Они обернулись и увидели невыцветший прямоугольник на крашеной стене — все, что осталось у нее от улыбающегося сквозь очки образа Махатмы, человека, в которого она уверовала, а теперь перенесла эту веру на мистера Неру и мистера Раджагопалачари, потому что они-то безусловно понимали, что бывают разные степени деспотизма и, если уж пришлось выбирать, очевидно, предпочли еще немного пожить при деспотизме империи, чтобы не только не подчиниться фашизму, но и оказать ему сопротивление. Глядя на Кланси и Баррета и представив себе на их месте двух вышколенных штурмовиков или адептов культа предков, считающих, что вечное спасение за гробом необходимо оплатить смертью в бою, сама она не усомнилась, которое из двух зол предпочесть. Да, конечно, в этом выборе ею отчасти руководил давнишний, еще не до конца заглохший инстинкт, что не велел выходить за пределы очарованного круга, где свой всегда защитит своего, и уверенность, что такой мальчик, как Кланси, окажется на высоте, если бедный старый Джозеф в припадке буйного помешательства вдруг ворвется в комнату вооруженный, чтобы отплатить ей за воображаемые обиды либо за подлинные обиды, которые она нанесла ему не от себя, а как представительница своей нации и своего цвета кожи, а он в слепой своей ярости уже не будет способен распознать, где толпа врагов, а где отдельный, хорошо ему знакомый человек.
Но право же, участвовал в ее выборе не только эмоциональный элемент, а и логический, он-то и склонил чашу весов в пользу таких мальчиков, как Кланси: пусть им не известен исток и направление потока, однако течение несет их по поверхности родной реки, которую мисс Крейн теперь отождествляла с нравственным устремлением исторического развития, реки, которая отбросит мусор, накиданный в нее предрассудками, или унесет его на себе в еще невидимое, потому что очень еще далекое море полной гармонии, где весь этот мусор, пропитавшись водой, затонет и в конце концов сгниет либо просто исчезнет, как спички в безбрежном океане. Кланси, если вдуматься, — не только Кланси или Клане, но еще и сын своего отца, и потомок своих дедов и прадедов, а все англичане, пока оставались у себя дома, вопреки своему ханжеству, а может быть, под его влиянием, не меньше, чем любая другая европейская нация, старались снести запруды на пути этого потока, старались, возможно, даже больше других в силу своей островной обособленности своего места на карте, которое, хоть и препятствовало вторжению внешних врагов, не препятствовало вторжению в умы гуманных идей античной и ренессансной Европы, что, взмывая ввысь, летели, как перелетные птицы, во все концы света, где их круглый год встречали как желанных гостей.

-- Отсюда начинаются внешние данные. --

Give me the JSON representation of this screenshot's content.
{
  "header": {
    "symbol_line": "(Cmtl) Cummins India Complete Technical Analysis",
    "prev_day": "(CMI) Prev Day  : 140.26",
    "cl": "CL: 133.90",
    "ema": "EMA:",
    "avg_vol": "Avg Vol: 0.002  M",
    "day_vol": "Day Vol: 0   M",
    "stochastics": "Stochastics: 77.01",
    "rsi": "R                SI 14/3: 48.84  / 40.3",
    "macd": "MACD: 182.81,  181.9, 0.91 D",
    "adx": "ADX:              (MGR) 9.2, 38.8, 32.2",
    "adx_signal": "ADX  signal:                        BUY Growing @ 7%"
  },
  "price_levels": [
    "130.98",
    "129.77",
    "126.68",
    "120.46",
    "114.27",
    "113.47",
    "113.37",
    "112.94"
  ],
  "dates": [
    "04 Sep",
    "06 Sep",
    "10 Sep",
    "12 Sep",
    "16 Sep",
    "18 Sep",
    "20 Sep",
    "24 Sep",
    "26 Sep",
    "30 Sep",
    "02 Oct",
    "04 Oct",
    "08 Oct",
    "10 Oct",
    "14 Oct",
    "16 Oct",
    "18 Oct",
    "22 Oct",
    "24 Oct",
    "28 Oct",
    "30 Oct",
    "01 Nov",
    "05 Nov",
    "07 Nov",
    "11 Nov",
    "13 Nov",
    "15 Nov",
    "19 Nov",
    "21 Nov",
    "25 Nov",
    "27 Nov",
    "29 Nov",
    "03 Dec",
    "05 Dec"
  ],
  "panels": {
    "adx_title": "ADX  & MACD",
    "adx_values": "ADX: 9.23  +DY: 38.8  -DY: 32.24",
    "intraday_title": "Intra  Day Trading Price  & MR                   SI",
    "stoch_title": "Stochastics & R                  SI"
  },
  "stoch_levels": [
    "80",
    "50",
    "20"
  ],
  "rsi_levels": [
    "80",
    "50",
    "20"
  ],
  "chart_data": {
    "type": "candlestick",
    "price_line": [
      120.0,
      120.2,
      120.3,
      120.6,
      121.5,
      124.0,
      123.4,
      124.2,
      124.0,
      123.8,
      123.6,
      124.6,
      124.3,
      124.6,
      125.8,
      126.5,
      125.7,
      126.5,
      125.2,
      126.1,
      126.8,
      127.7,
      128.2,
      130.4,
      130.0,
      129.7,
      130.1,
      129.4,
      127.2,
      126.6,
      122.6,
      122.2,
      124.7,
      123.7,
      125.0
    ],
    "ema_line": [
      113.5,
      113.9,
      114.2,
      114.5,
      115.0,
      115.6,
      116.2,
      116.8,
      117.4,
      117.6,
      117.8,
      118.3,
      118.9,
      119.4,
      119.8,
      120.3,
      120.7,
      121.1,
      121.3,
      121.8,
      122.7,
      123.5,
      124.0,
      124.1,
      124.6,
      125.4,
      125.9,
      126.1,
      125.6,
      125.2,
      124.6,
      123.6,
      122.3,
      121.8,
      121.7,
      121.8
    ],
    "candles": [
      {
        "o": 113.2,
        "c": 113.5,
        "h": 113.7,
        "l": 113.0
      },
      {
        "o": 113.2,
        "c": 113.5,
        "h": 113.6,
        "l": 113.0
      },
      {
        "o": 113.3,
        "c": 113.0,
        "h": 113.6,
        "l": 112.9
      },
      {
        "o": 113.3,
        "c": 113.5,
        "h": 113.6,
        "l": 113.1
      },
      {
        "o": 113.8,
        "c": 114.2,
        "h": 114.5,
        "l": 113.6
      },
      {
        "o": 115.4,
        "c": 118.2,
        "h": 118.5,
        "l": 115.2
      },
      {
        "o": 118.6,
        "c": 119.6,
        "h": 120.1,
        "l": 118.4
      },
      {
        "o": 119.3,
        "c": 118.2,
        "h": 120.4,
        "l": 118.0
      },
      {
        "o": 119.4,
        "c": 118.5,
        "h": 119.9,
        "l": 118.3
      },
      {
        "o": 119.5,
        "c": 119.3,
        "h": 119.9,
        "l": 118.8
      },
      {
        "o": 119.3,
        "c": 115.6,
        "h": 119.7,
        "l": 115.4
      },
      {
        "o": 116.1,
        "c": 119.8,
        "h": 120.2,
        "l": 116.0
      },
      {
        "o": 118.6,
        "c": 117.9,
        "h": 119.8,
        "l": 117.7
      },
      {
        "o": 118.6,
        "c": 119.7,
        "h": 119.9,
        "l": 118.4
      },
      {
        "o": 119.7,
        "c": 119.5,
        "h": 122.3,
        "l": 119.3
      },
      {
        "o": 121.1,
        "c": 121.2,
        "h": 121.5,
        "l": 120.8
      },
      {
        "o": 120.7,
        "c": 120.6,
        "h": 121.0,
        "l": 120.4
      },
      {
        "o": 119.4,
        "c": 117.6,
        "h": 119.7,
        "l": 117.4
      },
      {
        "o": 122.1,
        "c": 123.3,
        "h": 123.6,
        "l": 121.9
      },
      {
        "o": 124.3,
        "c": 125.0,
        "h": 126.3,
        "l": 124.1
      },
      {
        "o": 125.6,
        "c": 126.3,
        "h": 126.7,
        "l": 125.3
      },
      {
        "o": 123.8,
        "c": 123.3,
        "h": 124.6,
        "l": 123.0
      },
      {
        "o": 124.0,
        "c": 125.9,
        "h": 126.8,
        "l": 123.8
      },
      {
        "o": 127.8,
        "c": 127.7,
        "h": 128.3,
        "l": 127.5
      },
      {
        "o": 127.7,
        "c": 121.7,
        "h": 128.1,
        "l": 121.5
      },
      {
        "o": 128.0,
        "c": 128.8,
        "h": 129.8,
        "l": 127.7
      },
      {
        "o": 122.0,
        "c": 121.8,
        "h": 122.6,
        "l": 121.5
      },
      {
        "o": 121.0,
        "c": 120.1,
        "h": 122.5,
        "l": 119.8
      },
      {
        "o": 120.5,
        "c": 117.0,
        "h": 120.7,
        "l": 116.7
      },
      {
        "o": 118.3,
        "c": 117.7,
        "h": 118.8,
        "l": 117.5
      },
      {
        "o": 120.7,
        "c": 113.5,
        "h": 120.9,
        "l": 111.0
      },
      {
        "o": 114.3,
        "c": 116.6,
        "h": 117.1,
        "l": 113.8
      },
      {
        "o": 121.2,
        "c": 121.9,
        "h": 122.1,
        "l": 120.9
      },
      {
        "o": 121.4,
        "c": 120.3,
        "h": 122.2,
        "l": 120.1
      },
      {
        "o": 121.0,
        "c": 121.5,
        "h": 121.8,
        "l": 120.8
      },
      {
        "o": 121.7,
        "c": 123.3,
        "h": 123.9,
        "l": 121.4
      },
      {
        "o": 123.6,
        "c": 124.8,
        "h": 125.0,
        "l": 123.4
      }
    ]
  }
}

Вот эта способность Кланси уловить хотя бы слабый рокот — все, что он способен был расслышать в громе летящих столетий, — и позволила ему сказать с грустью, но и с гордостью, потому что для него и ему подобных жизнь, конечно же, стала лучше, чем была раньше: «В те времена все было по-другому, вроде бы проще, не надо было думать». Он чувствовал, пусть бессознательно, какое бремя налагает свобода выбора — думать, действовать, веровать или не веровать согласно своим убеждениям; какой груз ложится на чьи-то плечи с освобождением каждой страны; и, если по малой своей осведомленности он вложил в ту картину не политический, а религиозный смысл, что ж, думала мисс Крейн, в конечном счете это одно и то же. Ведь в конце-то концов, бог не более чем символ, самый высокий символ земной власти; и Кланси уже начал понимать, что осуществление власти — нелегкое дело, особенно если те, кто эту власть осуществляет, уже не уверены, что провидение на их стороне.